A salesman extraordinaire but also a modest man, Jim insisted the secret haberdasherian sauce of Enson’s is the reliable great tailoring it has offered decade after decade.

Yale students come in to have trousers lengthened, said Jim, but then the 80 percent of customers from their base on the Shoreline and the Greater New Haven area who are not Yale-related also use the tailoring services, which are free if you buy a suit or jacket.

From spending an hour at Enson’s, you learn there are many people who not only like beautiful new things, but want to keep old items, which have meaning and sentiment attached to them.

Jim told this reporter about how a customer came in whose own father had been a tailor and made a suit that he’d worn at his wedding. Now the father was gone, but the suit was still there. The son wanted the tailor Nick Giannopolos to re-build the suit.

Not only was the tailor up for the task, he said he would look forward to it. 

Why? In Greece, Giannopolos said, he learned his trade by making suits from scratch. Here at Enson’s most of the work is in alterations. This job would be like a coming home.

Enson’s has marked its centennial with a handsome 1924” cap for every customer; a party and a direct-mail-to-the-customer-base campaign in October that Nick said was very successful. They plan to work on increasing the store’s e‑commerce in the years to come.

Jim stressed that they’re a store where people need to come in person, to touch, to feel the material, to measure.

That’s what Phillip Coles was doing on a recent visit to the shop — during the first time he and his wife had ever come to Enson’s. 

Coles said they are building a house in Deep River, and they were in town to meet some plumbing supply folks. They had lunch at Zinc, and then for some reason Coles, a retiree, realized he had given all his suits and jackets away to Goodwill.

His wife went online, Googled men’s clothing stores in New Haven and, mirabile internet dictu, Enson’s came up. 

So they headed over to the nearby store. The sale of a new trim blue wool jacket was the result.

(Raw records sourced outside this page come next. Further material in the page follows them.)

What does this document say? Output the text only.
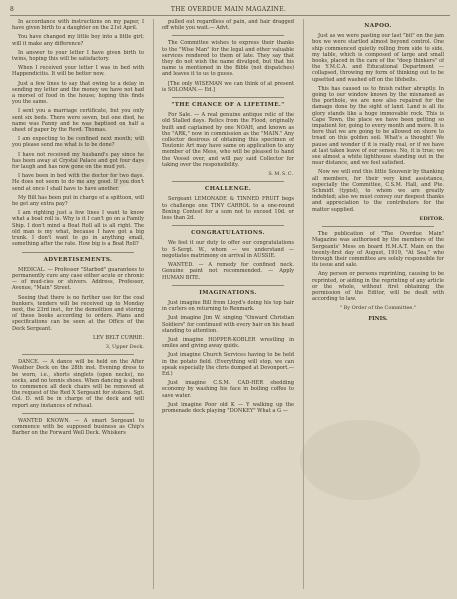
8	THE OVERDUE MAIN MAGAZINE.

In accordance with instructions on my paper, I have given birth to a daughter on the 21st April.

You have changed my little boy into a little girl; will it make any difference?

In answer to your letter I have given birth to twins, hoping this will be satisfactory.

When I received your letter I was in bed with Happendicitis. It will be better now.

Just a few lines to say that owing to a delay in sending my letter and the money we have not had a morsel of food in the house; hoping this finds you the same.

I sent you a marriage certificate, but you only sent six beds. There were seven, but one died, he name was Fanny and he was baptised on half a sheet of paper by the Revd. Thomas.

I am expecting to be confined next month; will you please send me what is to be done?

I have not received my husband's pay since he has been away at Crystal Palace and got four days for laugh and has now gone on the mud yet.

I have been in bed with the doctor for two days. He does not seem to do me any good. If you don't send at once I shall have to have another.

My Bill has been put in charge of a spittoon, will he get any extra pay?

I am righting just a few lines I want to know what a boat roll is. Why is it I can't go on a Family Ship. I don't mind a Boat Roll all is all right. The old man is my what, because I have got a big trunk. I don't want to go in anything small, something after the rate. How big is a Boat Roll?

ADVERTISEMENTS.

MEDICAL. — Professor "Starbod" guarantees to permanently cure any case either acute or chronic — of mud-cies or shivers. Address, Professor, Avenue, "Main" Street.

Seeing that there is no further use for the coal bunkers, tenders will be received up to Monday next, the 23rd inst., for the demolition and storing of these books according to orders. Plans and specifications can be seen at the Office of the Deck Sergeant.

LEV BELT CURRIE.

3, Upper Deck.

DANCE. — A dance will be held on the After Weather Deck on the 28th inst. Evening dress to be worn, i.e., shorts singlets (open necks), no socks, and no tennis shoes. When dancing is about to commence all deck chairs will be removed at the request of the Red X Sergeant for stokers. Sgt. Col. D. will be in charge of the deck and will report any instances of refusal.

WANTED KNOWN. — A smart Sergeant to commence with be supposed business as Chip's Barber on the Forward Well Deck. Whiskers

pulled out regardless of pain, and hair dragged off while you wait.— Advt.

The Committee wishes to express their thanks to the "Wise Man" for the legal and other valuable services rendered to them of late. They say that they do not wish the name divulged, but that his name is mentioned in the Bible (not dispatches) and leaves it to us to guess.

[The only WISEMAN we can think of at present is SOLOMAN.— Ed.]

"THE CHANCE OF A LIFETIME."

For Sale. — A real genuine antique relic of the old Stalled days. Relics from the Flood, originally built and captained by one NOAH, and known as the "ARK," now in commission as the "MAIN." Any collector desirous of obtaining this specimen of Teutonic Art may have same on application to any member of the Mess, who will be pleased to hand the Vessel over, and will pay said Collector for taking over the responsibility.

S.M.S.C.
CHALLENGE.

Sergeant LEMONADE & TINNED FRUIT begs to challenge one TINY CARROL to a one-round Boxing Contest for a sum not to exceed 10d. or less than 2d.

CONGRATULATIONS.

We feel it our duty to offer our congratulations to S-Sergt. W., whom — we understand — negotiates matrimony on arrival in AUSSIE.

WANTED. — A remedy for confined neck. Genuine paint not recommended. — Apply HUMAN BITE.

IMAGINATIONS.

Just imagine Bill from Lloyd's doing his top hair in curlers on returning to Renmark.

Just imagine Jim W. singing "Onward Christian Soldiers" for continued with every hair on his head standing to attention.

Just imagine HOPPER-KOBLER wrestling in smiles and giving away quids.

Just imagine Church Services having to be held in the potato field. (Everything will stop, we can speak especially the chris dumped at Devonport.— Ed.)

Just imagine C.S.M. CAD-HER shedding economy by washing his face in boiling coffee to save water.

Just imagine Poor old K — Y walking up the promenade deck playing "DONKEY" What a G —

NAPOO.

Just as we were pasting our last "bit" on the jam box we were startled almost beyond control. One ship commenced quietly rolling from side to side, my table, which is composed of large and small books, placed in the care of the "deep thinkers" of the Y.M.C.A. and Educational Department — collapsed, throwing my form of thinking out to be upsetted and washed off on the lifebelts.

This has caused us to finish rather abruptly. In going to our window known by the misnamed as the porthole, we are now also repaired for the damage done by the sight of land. Land is all its glory stands like a huge immovable rock. This is Cape Town, the place we have been getting so impatient for, going to every month and more. It is here that we are going to be allowed on shore to tread on this golden soil. What's a thought! We pause and wonder if it is really real, or if we have at last taken leave of our senses. No, it is true; we see almost a white lighthouse standing out in the near distance, and we feel satisfied.

Now we will end this little Souvenir by thanking all members, for their very kind assistance, especially the Committee, C.S.M. Hall, and Pte. Schmidt (typist), to whom we are greatly indebted; also we must convey our deepest thanks and appreciation to the contributors for the matter supplied.

EDITOR.

The publication of "The Overdue Main" Magazine was authorised by the members of the Sergeants' Mess on board H.M.A.T. Main on the twenty-first day of August, 1919, "At Sea," who through their committee are solely responsible for its issue and sale.

Any person or persons reprinting, causing to be reprinted, or aiding in the reprinting of any article or the whole, without first obtaining the permission of the Editor, will be dealt with according to law.

" By Order of the Committee."
FINIS.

There was an odd crease near the vent in the back on the right side that Phillip’s wife wanted attended to, so they left the jacket at the store for the tailor’s handiwork to fix. They then happily went about their business, to return in a few days to Enson’s to pick the item up.

Decades after Jim took over Enson’s in 1986, the business is doing well. The competition with the town’s two other venerable haberdasheries is a healthy one, he said. We send customers to each other.”

It turns out a quaint old back-to-the-future shop, as Nick described the place, and one with a tailor-in-residence, is perhaps just what 21st century New Haven continues to need.